Le téléphérique du Petit Cervin monte plus haut encore, à 3 883 mètres, où l’on skie sur glacier toute l’année et où un tunnel est creusé dans la glace. Marcher entre des parois glaciaires éclairées en bleu avec un groupe de touristes brésiliens en tenue de ski complète était surréaliste dans le meilleur sens du terme. J’ai acheté un café à l’intérieur de la montagne. Il avait le goût de l’altitude et de l’absurde.
Le village à la nuit tombée
Les rues de Zermatt sont étroites et chaleureusement éclairées le soir. La fondue ici n’est pas un gadget à touristes — c’est ce que les restaurants savent faire, font depuis des générations, et font sans s’excuser. J’ai commandé une moitié-moitié (moitié gruyère, moitié vacherin) dans un endroit en bordure du vieux quartier et je l’ai mangée lentement tandis que la neige commençait à tomber dehors. Lia a dit que c’était le moment le plus suisse possible. Elle n’avait pas tort.
Les bars restent ouverts assez tard.

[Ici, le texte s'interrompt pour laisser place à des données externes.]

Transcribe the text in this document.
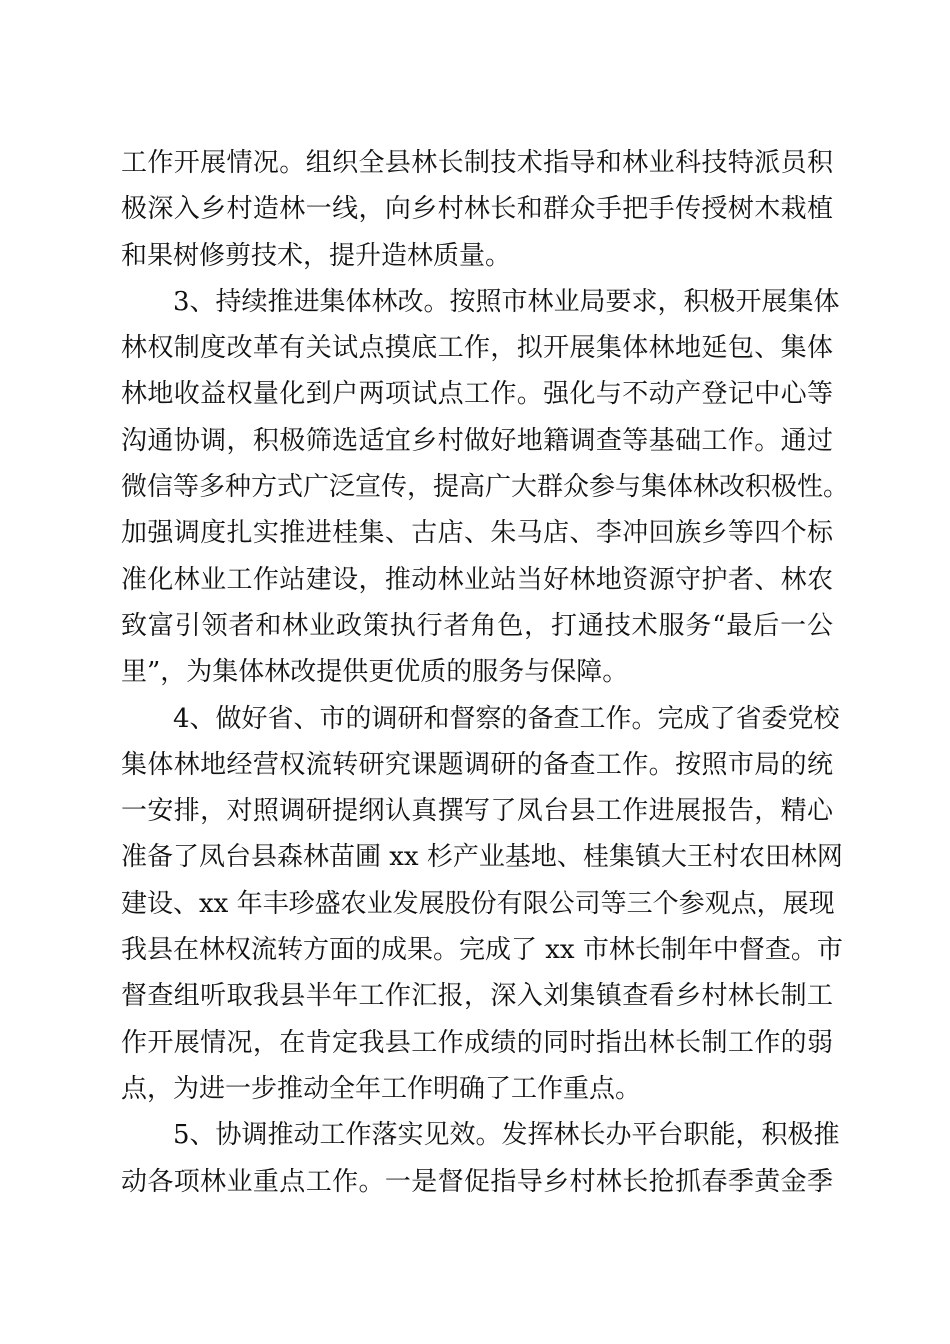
工作开展情况。组织全县林长制技术指导和林业科技特派员积
极深入乡村造林一线，向乡村林长和群众手把手传授树木栽植
和果树修剪技术，提升造林质量。
3、持续推进集体林改。按照市林业局要求，积极开展集体
林权制度改革有关试点摸底工作，拟开展集体林地延包、集体
林地收益权量化到户两项试点工作。强化与不动产登记中心等
沟通协调，积极筛选适宜乡村做好地籍调查等基础工作。通过
微信等多种方式广泛宣传，提高广大群众参与集体林改积极性。
加强调度扎实推进桂集、古店、朱马店、李冲回族乡等四个标
准化林业工作站建设，推动林业站当好林地资源守护者、林农
致富引领者和林业政策执行者角色，打通技术服务“最后一公
里”，为集体林改提供更优质的服务与保障。
4、做好省、市的调研和督察的备查工作。完成了省委党校
集体林地经营权流转研究课题调研的备查工作。按照市局的统
一安排，对照调研提纲认真撰写了凤台县工作进展报告，精心
准备了凤台县森林苗圃 xx 杉产业基地、桂集镇大王村农田林网
建设、xx 年丰珍盛农业发展股份有限公司等三个参观点，展现
我县在林权流转方面的成果。完成了 xx 市林长制年中督查。市
督查组听取我县半年工作汇报，深入刘集镇查看乡村林长制工
作开展情况，在肯定我县工作成绩的同时指出林长制工作的弱
点，为进一步推动全年工作明确了工作重点。
5、协调推动工作落实见效。发挥林长办平台职能，积极推
动各项林业重点工作。一是督促指导乡村林长抢抓春季黄金季
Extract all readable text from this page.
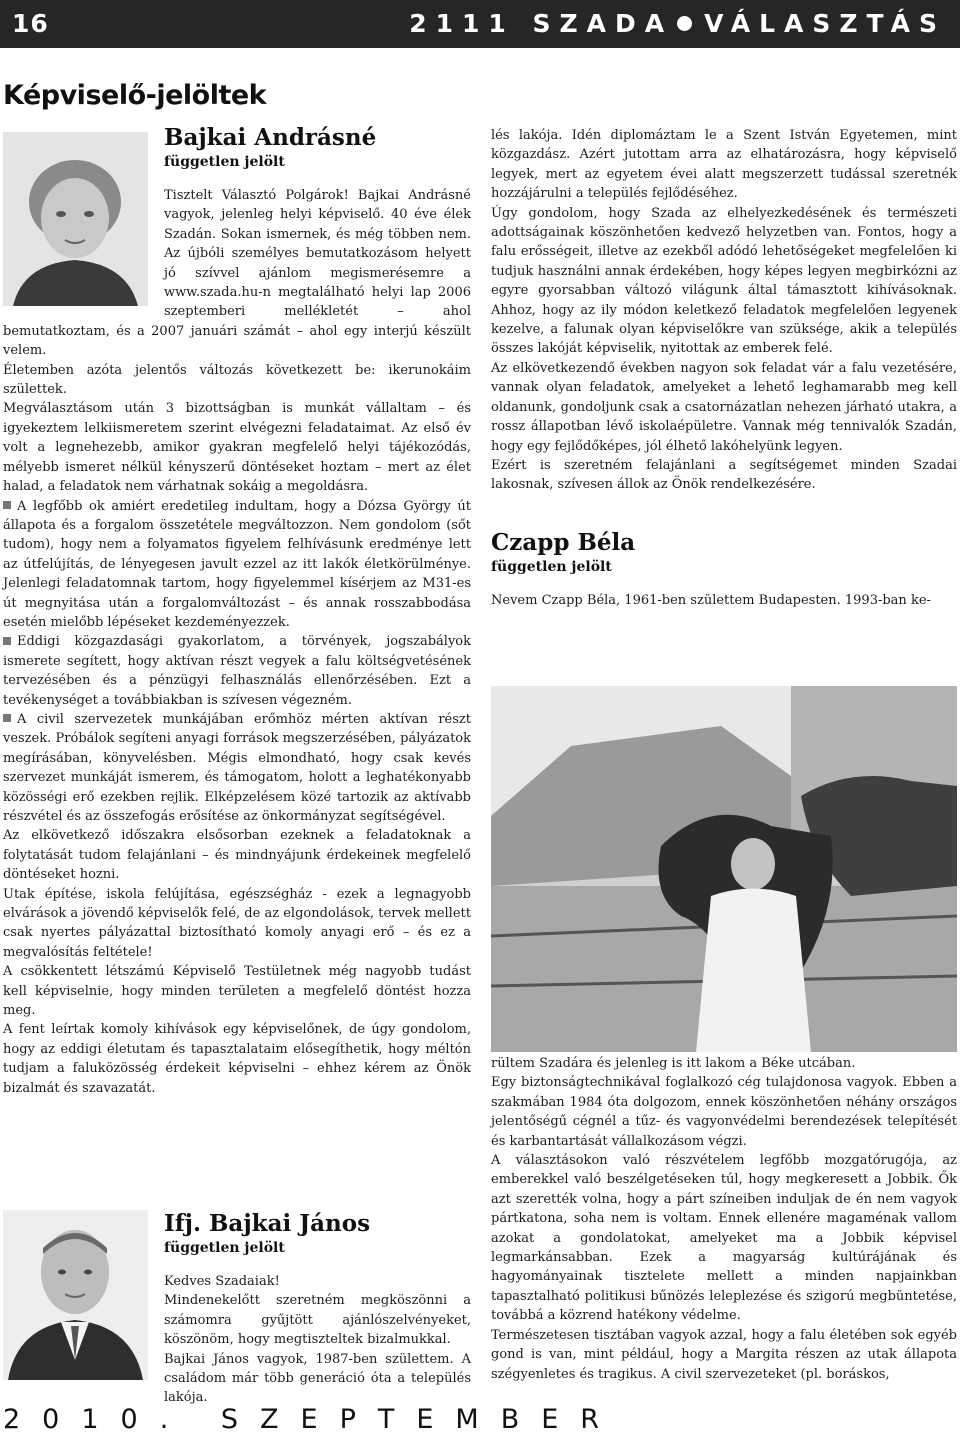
16	2111 SZADA VÁLASZTÁS
Képviselő-jelöltek
Bajkai Andrásné
független jelölt

Tisztelt Választó Polgárok! Bajkai Andrásné vagyok, jelenleg helyi képviselő. 40 éve élek Szadán. Sokan ismernek, és még többen nem. Az újbóli személyes bemutatkozásom helyett jó szívvel ajánlom megismerésemre a www.szada.hu-n megtalálható helyi lap 2006 szeptemberi mellékletét – ahol bemutatkoztam, és a 2007 januári számát – ahol egy interjú készült velem.

Életemben azóta jelentős változás következett be: ikerunokáim születtek.

Megválasztásom után 3 bizottságban is munkát vállaltam – és igyekeztem lelkiismeretem szerint elvégezni feladataimat. Az első év volt a legnehezebb, amikor gyakran megfelelő helyi tájékozódás, mélyebb ismeret nélkül kényszerű döntéseket hoztam – mert az élet halad, a feladatok nem várhatnak sokáig a megoldásra.

A legfőbb ok amiért eredetileg indultam, hogy a Dózsa György út állapota és a forgalom összetétele megváltozzon. Nem gondolom (sőt tudom), hogy nem a folyamatos figyelem felhívásunk eredménye lett az útfelújítás, de lényegesen javult ezzel az itt lakók életkörülménye. Jelenlegi feladatomnak tartom, hogy figyelemmel kísérjem az M31-es út megnyitása után a forgalomváltozást – és annak rosszabbodása esetén mielőbb lépéseket kezdeményezzek.

Eddigi közgazdasági gyakorlatom, a törvények, jogszabályok ismerete segített, hogy aktívan részt vegyek a falu költségvetésének tervezésében és a pénzügyi felhasználás ellenőrzésében. Ezt a tevékenységet a továbbiakban is szívesen végezném.

A civil szervezetek munkájában erőmhöz mérten aktívan részt veszek. Próbálok segíteni anyagi források megszerzésében, pályázatok megírásában, könyvelésben. Mégis elmondható, hogy csak kevés szervezet munkáját ismerem, és támogatom, holott a leghatékonyabb közösségi erő ezekben rejlik. Elképzelésem közé tartozik az aktívabb részvétel és az összefogás erősítése az önkormányzat segítségével.

Az elkövetkező időszakra elsősorban ezeknek a feladatoknak a folytatását tudom felajánlani – és mindnyájunk érdekeinek megfelelő döntéseket hozni.

Utak építése, iskola felújítása, egészségház - ezek a legnagyobb elvárások a jövendő képviselők felé, de az elgondolások, tervek mellett csak nyertes pályázattal biztosítható komoly anyagi erő – és ez a megvalósítás feltétele!

A csökkentett létszámú Képviselő Testületnek még nagyobb tudást kell képviselnie, hogy minden területen a megfelelő döntést hozza meg.

A fent leírtak komoly kihívások egy képviselőnek, de úgy gondolom, hogy az eddigi életutam és tapasztalataim elősegíthetik, hogy méltón tudjam a faluközösség érdekeit képviselni – ehhez kérem az Önök bizalmát és szavazatát.

Ifj. Bajkai János
független jelölt

Kedves Szadaiak!

Mindenekelőtt szeretném megköszönni a számomra gyűjtött ajánlószelvényeket, köszönöm, hogy megtiszteltek bizalmukkal.

Bajkai János vagyok, 1987-ben születtem. A családom már több generáció óta a település lakója.

lés lakója. Idén diplomáztam le a Szent István Egyetemen, mint közgazdász. Azért jutottam arra az elhatározásra, hogy képviselő legyek, mert az egyetem évei alatt megszerzett tudással szeretnék hozzájárulni a település fejlődéséhez.

Úgy gondolom, hogy Szada az elhelyezkedésének és természeti adottságainak köszönhetően kedvező helyzetben van. Fontos, hogy a falu erősségeit, illetve az ezekből adódó lehetőségeket megfelelően ki tudjuk használni annak érdekében, hogy képes legyen megbirkózni az egyre gyorsabban változó világunk által támasztott kihívásoknak. Ahhoz, hogy az ily módon keletkező feladatok megfelelően legyenek kezelve, a falunak olyan képviselőkre van szüksége, akik a település összes lakóját képviselik, nyitottak az emberek felé.

Az elkövetkezendő években nagyon sok feladat vár a falu vezetésére, vannak olyan feladatok, amelyeket a lehető leghamarabb meg kell oldanunk, gondoljunk csak a csatornázatlan nehezen járható utakra, a rossz állapotban lévő iskolaépületre. Vannak még tennivalók Szadán, hogy egy fejlődőképes, jól élhető lakóhelyünk legyen.

Ezért is szeretném felajánlani a segítségemet minden Szadai lakosnak, szívesen állok az Önök rendelkezésére.

Czapp Béla
független jelölt

Nevem Czapp Béla, 1961-ben születtem Budapesten. 1993-ban ke-

rültem Szadára és jelenleg is itt lakom a Béke utcában.

Egy biztonságtechnikával foglalkozó cég tulajdonosa vagyok. Ebben a szakmában 1984 óta dolgozom, ennek köszönhetően néhány országos jelentőségű cégnél a tűz- és vagyonvédelmi berendezések telepítését és karbantartását vállalkozásom végzi.

A választásokon való részvételem legfőbb mozgatórugója, az emberekkel való beszélgetéseken túl, hogy megkeresett a Jobbik. Ők azt szerették volna, hogy a párt színeiben induljak de én nem vagyok pártkatona, soha nem is voltam. Ennek ellenére magaménak vallom azokat a gondolatokat, amelyeket ma a Jobbik képvisel legmarkánsabban. Ezek a magyarság kultúrájának és hagyományainak tisztelete mellett a minden napjainkban tapasztalható politikusi bűnözés leleplezése és szigorú megbüntetése, továbbá a közrend hatékony védelme.

Természetesen tisztában vagyok azzal, hogy a falu életében sok egyéb gond is van, mint például, hogy a Margita részen az utak állapota szégyenletes és tragikus. A civil szervezeteket (pl. boráskos,

2010. SZEPTEMBER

Le Hennu Stall, au pied des pistes, est célèbre, et à juste titre — soleil de l’après-midi, bière fraîche, et des gens encore en chaussures de ski parlant des lignes qu’ils ont prises. C’est joyeux d’une manière que les endroits chers réussissent rarement.
La marche qui ne nécessite pas de remontée
La plupart des gens prennent les remontées pour tout. Moi, j’ai parcouru le sentier des Cinq Lacs début octobre — une boucle de 9 kilomètres passant devant des lacs d’altitude qui reflètent chacun le Cervin sous un angle légèrement différent. La lumière en octobre est basse et dorée, les mélèzes virent à l’ambre, et il y a juste assez d’autres randonneurs pour se sentir en sécurité sans se sentir à l’étroit. À un moment, je me suis assis sur un rocher au-dessus du Stellisee pendant vingt minutes et je n’ai absolument rien fait. C’est la bonne réponse.
Quand y aller : de juillet à septembre pour la randonnée et des vues dégagées sur le sommet. De fin janvier à mars pour le ski avec une neige fiable. Évitez août si vous voulez la solitude — les sentiers sont bondés. Fin septembre est le moment idéal : mélèzes dorés, peu de monde, et le Cervin dans cette lumière automnale dure qui donne à tout un air sculpté.